闇緑+闇白(BS五期)
それは痛いのだろうか、苦しいのだろうか。知るつもりは毛頭無いけれど、何故かふとそう思ったのだ。
「ヤイバちゃーん、ごめんね」
「何に対しての謝罪だ?先の件ならもう終わった話だ」
「うーん……あ、そうだ」
ひょこりと姿を現したかと思えば首を傾げながら笑って謝る。口調はいつものように軽いが、何故か僅かな違和感を感じた。
そんなことは余所にしていきなりパチンと指を鳴らし何かを探し始めるその様子を眺めていたら、目の前に差し出される一振りの剣。
「なんだ」
「"黒蟲の妖刀ウスバカゲロウ"、闇の緑のソードブレイヴ」
「それは見ればわかる」
この間ツルギとのバトルに負け、その代償に失いそうになった剣。
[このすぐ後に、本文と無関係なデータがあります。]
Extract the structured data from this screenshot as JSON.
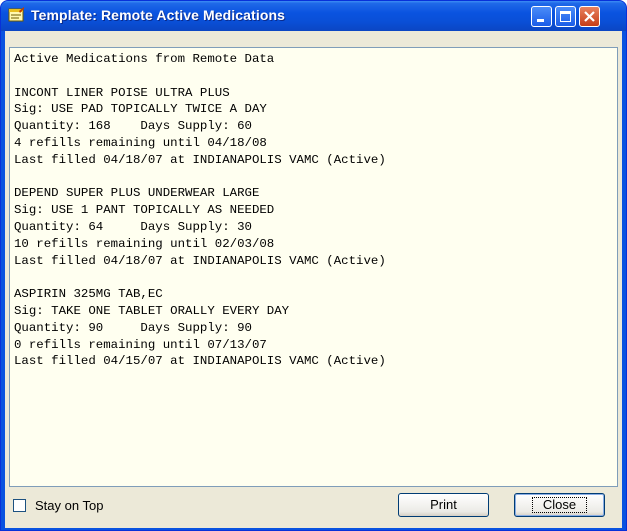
{
  "window": {
    "title": "Template: Remote Active Medications",
    "icon": "template-notepad-icon"
  },
  "content": {
    "lines": [
      "Active Medications from Remote Data",
      "",
      "INCONT LINER POISE ULTRA PLUS",
      "Sig: USE PAD TOPICALLY TWICE A DAY",
      "Quantity: 168    Days Supply: 60",
      "4 refills remaining until 04/18/08",
      "Last filled 04/18/07 at INDIANAPOLIS VAMC (Active)",
      "",
      "DEPEND SUPER PLUS UNDERWEAR LARGE",
      "Sig: USE 1 PANT TOPICALLY AS NEEDED",
      "Quantity: 64     Days Supply: 30",
      "10 refills remaining until 02/03/08",
      "Last filled 04/18/07 at INDIANAPOLIS VAMC (Active)",
      "",
      "ASPIRIN 325MG TAB,EC",
      "Sig: TAKE ONE TABLET ORALLY EVERY DAY",
      "Quantity: 90     Days Supply: 90",
      "0 refills remaining until 07/13/07",
      "Last filled 04/15/07 at INDIANAPOLIS VAMC (Active)"
    ]
  },
  "footer": {
    "stay_on_top_label": "Stay on Top",
    "stay_on_top_checked": false,
    "print_label": "Print",
    "close_label": "Close"
  }
}
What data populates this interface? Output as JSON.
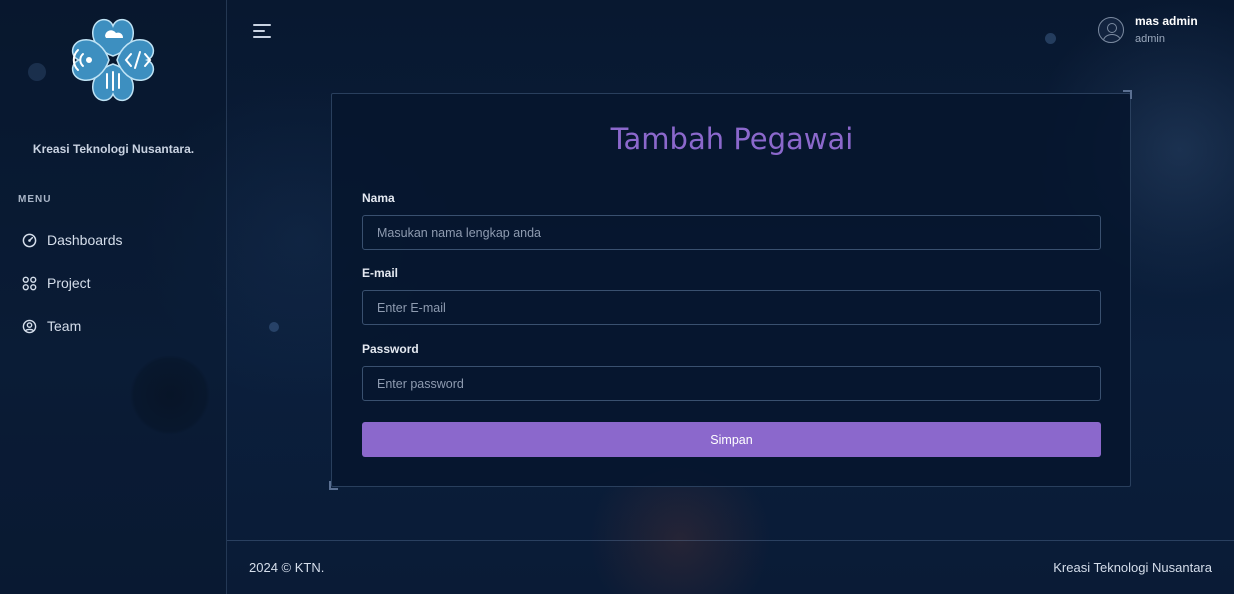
{
  "sidebar": {
    "brand": "Kreasi Teknologi Nusantara.",
    "menu_title": "MENU",
    "items": [
      {
        "label": "Dashboards",
        "icon": "gauge-icon"
      },
      {
        "label": "Project",
        "icon": "grid-icon"
      },
      {
        "label": "Team",
        "icon": "user-circle-icon"
      }
    ]
  },
  "header": {
    "menu_icon": "hamburger-icon",
    "user_name": "mas admin",
    "user_role": "admin"
  },
  "form": {
    "title": "Tambah Pegawai",
    "name_label": "Nama",
    "name_placeholder": "Masukan nama lengkap anda",
    "email_label": "E-mail",
    "email_placeholder": "Enter E-mail",
    "password_label": "Password",
    "password_placeholder": "Enter password",
    "submit_label": "Simpan"
  },
  "footer": {
    "copyright": "2024 © KTN.",
    "company": "Kreasi Teknologi Nusantara"
  },
  "colors": {
    "accent": "#8b68cc",
    "background": "#0a1a33",
    "logo": "#3d8fc0"
  }
}
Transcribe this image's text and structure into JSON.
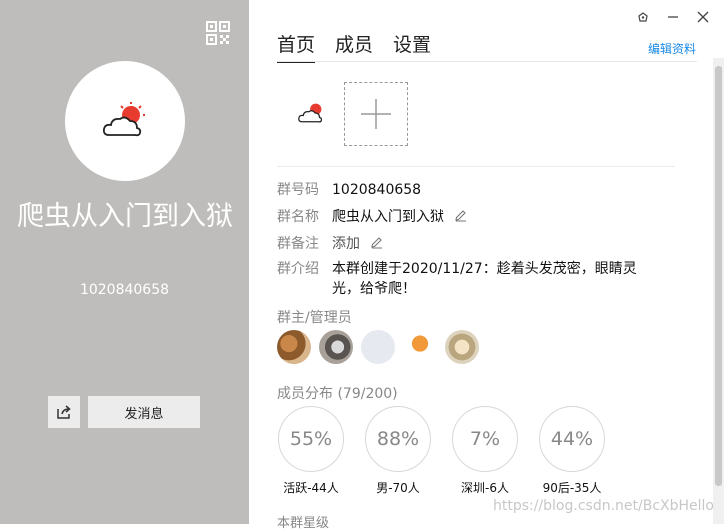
{
  "left_panel": {
    "group_name": "爬虫从入门到入狱",
    "group_id": "1020840658",
    "send_button": "发消息"
  },
  "tabs": [
    {
      "label": "首页",
      "active": true
    },
    {
      "label": "成员",
      "active": false
    },
    {
      "label": "设置",
      "active": false
    }
  ],
  "edit_link": "编辑资料",
  "info": {
    "group_no_label": "群号码",
    "group_no_value": "1020840658",
    "group_name_label": "群名称",
    "group_name_value": "爬虫从入门到入狱",
    "remark_label": "群备注",
    "remark_value": "添加",
    "intro_label": "群介绍",
    "intro_line1": "本群创建于2020/11/27：趁着头发茂密，眼睛灵",
    "intro_line2": "光，给爷爬！"
  },
  "admins_title": "群主/管理员",
  "distribution": {
    "title": "成员分布 (79/200)",
    "items": [
      {
        "value": "55%",
        "label": "活跃-44人"
      },
      {
        "value": "88%",
        "label": "男-70人"
      },
      {
        "value": "7%",
        "label": "深圳-6人"
      },
      {
        "value": "44%",
        "label": "90后-35人"
      }
    ]
  },
  "bottom_section_title": "本群星级",
  "watermark": "https://blog.csdn.net/BcXbHello",
  "colors": {
    "left_bg": "#bebdbb",
    "accent": "#1a8ae6"
  }
}
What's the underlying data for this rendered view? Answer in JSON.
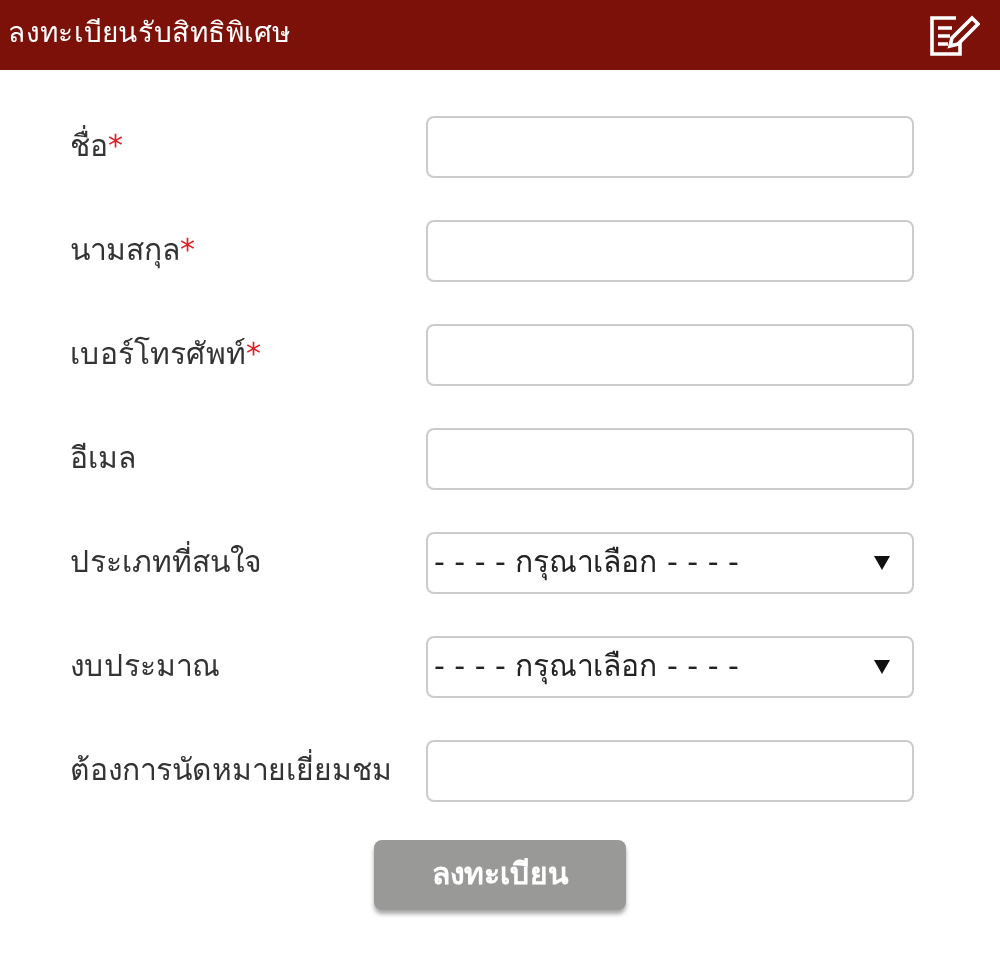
{
  "header": {
    "title": "ลงทะเบียนรับสิทธิพิเศษ"
  },
  "fields": [
    {
      "label": "ชื่อ",
      "required": true,
      "kind": "text"
    },
    {
      "label": "นามสกุล",
      "required": true,
      "kind": "text"
    },
    {
      "label": "เบอร์โทรศัพท์",
      "required": true,
      "kind": "text"
    },
    {
      "label": "อีเมล",
      "required": false,
      "kind": "text"
    },
    {
      "label": "ประเภทที่สนใจ",
      "required": false,
      "kind": "select",
      "value": "- - - - กรุณาเลือก - - - -"
    },
    {
      "label": "งบประมาณ",
      "required": false,
      "kind": "select",
      "value": "- - - - กรุณาเลือก - - - -"
    },
    {
      "label": "ต้องการนัดหมายเยี่ยมชม",
      "required": false,
      "kind": "text"
    }
  ],
  "required_mark": "*",
  "submit_button": "ลงทะเบียน"
}
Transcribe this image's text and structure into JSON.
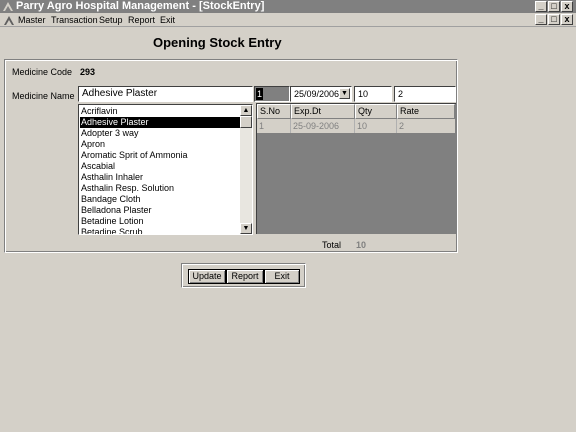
{
  "window": {
    "title": "Parry Agro Hospital Management - [StockEntry]",
    "minimize_glyph": "_",
    "restore_glyph": "□",
    "close_glyph": "x"
  },
  "menu": {
    "items": [
      "Master",
      "Transaction",
      "Setup",
      "Report",
      "Exit"
    ]
  },
  "form": {
    "heading": "Opening Stock Entry",
    "medicine_code_label": "Medicine Code",
    "medicine_code_value": "293",
    "medicine_name_label": "Medicine Name",
    "medicine_name_value": "Adhesive Plaster",
    "index_value": "1",
    "date_value": "25/09/2006",
    "qty_value": "10",
    "rate_value": "2",
    "total_label": "Total",
    "total_value": "10"
  },
  "medicine_list": {
    "items": [
      "Acriflavin",
      "Adhesive Plaster",
      "Adopter 3 way",
      "Apron",
      "Aromatic Sprit of Ammonia",
      "Ascabial",
      "Asthalin Inhaler",
      "Asthalin Resp. Solution",
      "Bandage Cloth",
      "Belladona Plaster",
      "Betadine Lotion",
      "Betadine Scrub"
    ],
    "selected": "Adhesive Plaster"
  },
  "grid": {
    "headers": [
      "S.No",
      "Exp.Dt",
      "Qty",
      "Rate"
    ],
    "rows": [
      [
        "1",
        "25-09-2006",
        "10",
        "2"
      ]
    ]
  },
  "buttons": {
    "update": "Update",
    "report": "Report",
    "exit": "Exit"
  },
  "icons": {
    "app": "parry-agro-logo-icon",
    "scroll_up": "▲",
    "scroll_down": "▼",
    "combo_down": "▼"
  }
}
こちらは"それを何故、余に差し出すのだ"と聞いているのだ。
だがゆるりと彼の顔が緩んだ途端、有無を言わさぬ勢いで手に握らされる。正直少し驚いた、彼にそこまでの行動力があるとは思わなかったから。
「ヤイバちゃんに、あげる」
「何故に」
「あの時光の赤ちゃんに負けて僕はこれを差し出そうとした。それが約束だったから」
「知っている」
「そして「一緒に行かないか」と言われて一瞬でも気持ちが揺らいでしまった」
だから余が強制的に連れ帰り、力と権限を持ってして闇の緑の力を消そうとした。ソードアイズが消えれば次の新たなるソードアイズが生まれるから。
力が消されるその瞬間とは、果たしてどのようなものなのだろうか。彼は苦しそうに声を上げていたが、痛いのだろうか。
「でもヤイバちゃんの声を聞いて姿を見たらね、なんて馬鹿なことを考えたんだろーって」
「だって僕に楽しいものを見せてくれるのはヤイバちゃんだけだもの」
からからと笑って丁寧に跪く。形だけの忠誠を誓う、それもいいだろう。渡されたウスバカゲロウをそっと懐にしまい、玉座に肘をつく。
「次は無いぞ」
そう言うと彼はゆっくりと頭を下げた。